BAYER verkauft Impfstoff-Werk
Der Leverkusener Multi hat ein Werk in Köln, das Impfstoffe gegen die Maul- und Klauenseuche herstellte, an AKZO-NOBEL verkauft. Wieviele Arbeitsplätze der Deal kosten wird, teilten die Unternehmen nicht mit.
BAYER big in Japan
Der Leverkusener Multi will in den nächsten zwei Jahren 130 Millionen Euro in Japan investieren, wobei Aufwändungen für die Instandhaltung der Produktionsanlagen und für Informationstechnik den Schwerpunkt bilden.
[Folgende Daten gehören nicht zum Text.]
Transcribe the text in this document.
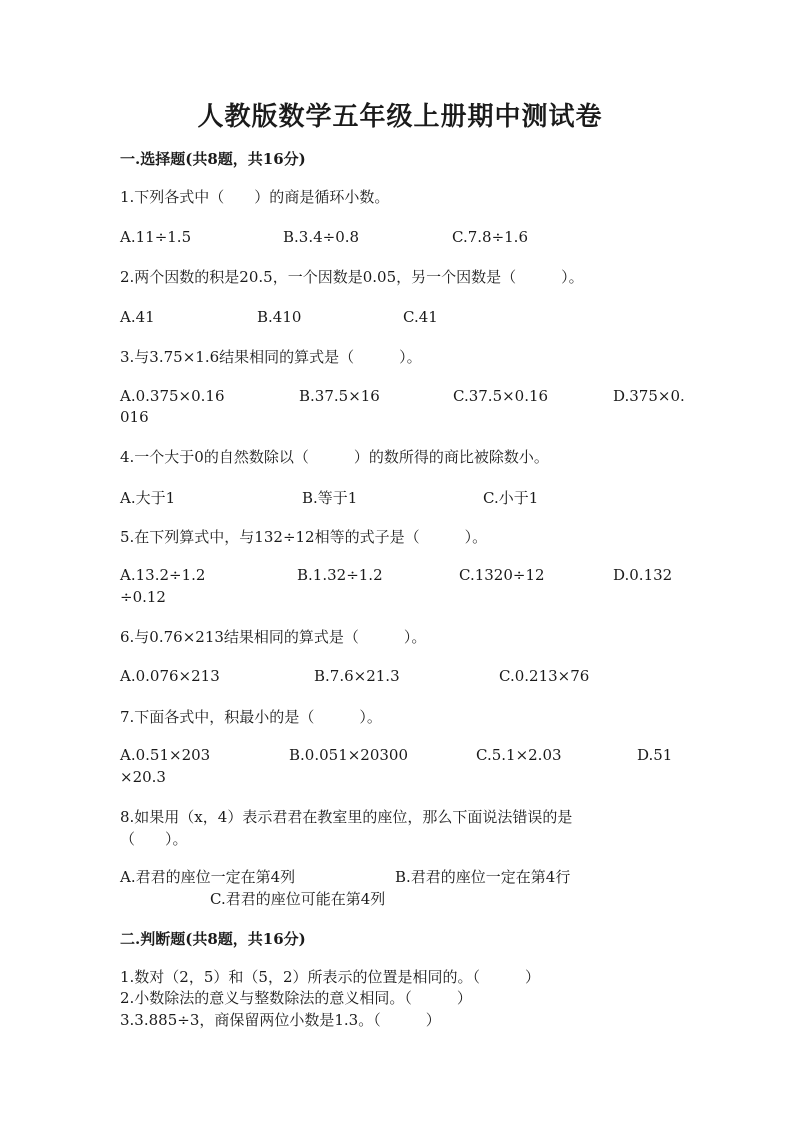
人教版数学五年级上册期中测试卷
一.选择题(共8题，共16分)
1.下列各式中（　　）的商是循环小数。
A.11÷1.5	B.3.4÷0.8	C.7.8÷1.6
2.两个因数的积是20.5，一个因数是0.05，另一个因数是（　　　）。
A.41	B.410	C.41
3.与3.75×1.6结果相同的算式是（　　　）。
A.0.375×0.16	B.37.5×16	C.37.5×0.16	D.375×0.
016
4.一个大于0的自然数除以（　　　）的数所得的商比被除数小。
A.大于1	B.等于1	C.小于1
5.在下列算式中，与132÷12相等的式子是（　　　）。
A.13.2÷1.2	B.1.32÷1.2	C.1320÷12	D.0.132
÷0.12
6.与0.76×213结果相同的算式是（　　　）。
A.0.076×213	B.7.6×21.3	C.0.213×76
7.下面各式中，积最小的是（　　　）。
A.0.51×203	B.0.051×20300	C.5.1×2.03	D.51
×20.3
8.如果用（x，4）表示君君在教室里的座位，那么下面说法错误的是（　　）。
A.君君的座位一定在第4列	B.君君的座位一定在第4行
C.君君的座位可能在第4列
二.判断题(共8题，共16分)
1.数对（2，5）和（5，2）所表示的位置是相同的。（　　　）
2.小数除法的意义与整数除法的意义相同。（　　　）
3.3.885÷3，商保留两位小数是1.3。（　　　）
Chinas Gesundheitsmarkt wächst
Die chinesische Regierung plant, in die medizinische Versorgung zu investieren, das Krankenversicherungssystem auszubauen und privat betriebene Apotheken und Krankenhäuser zuzulassen. Unter den Pharmamultis hat dies eine Goldgräberstimmung ausgelöst. Mit einem Umsatz von 250 Millionen Dollar siebtgrößter Pillenproduzent im Land, erwartet BAYER nun kräftige Ertragssteigerungen. Binnen weniger Jahre will es der Leverkusener Multi in dem Land zudem in die Top 3 der Pillenriesen schaffen.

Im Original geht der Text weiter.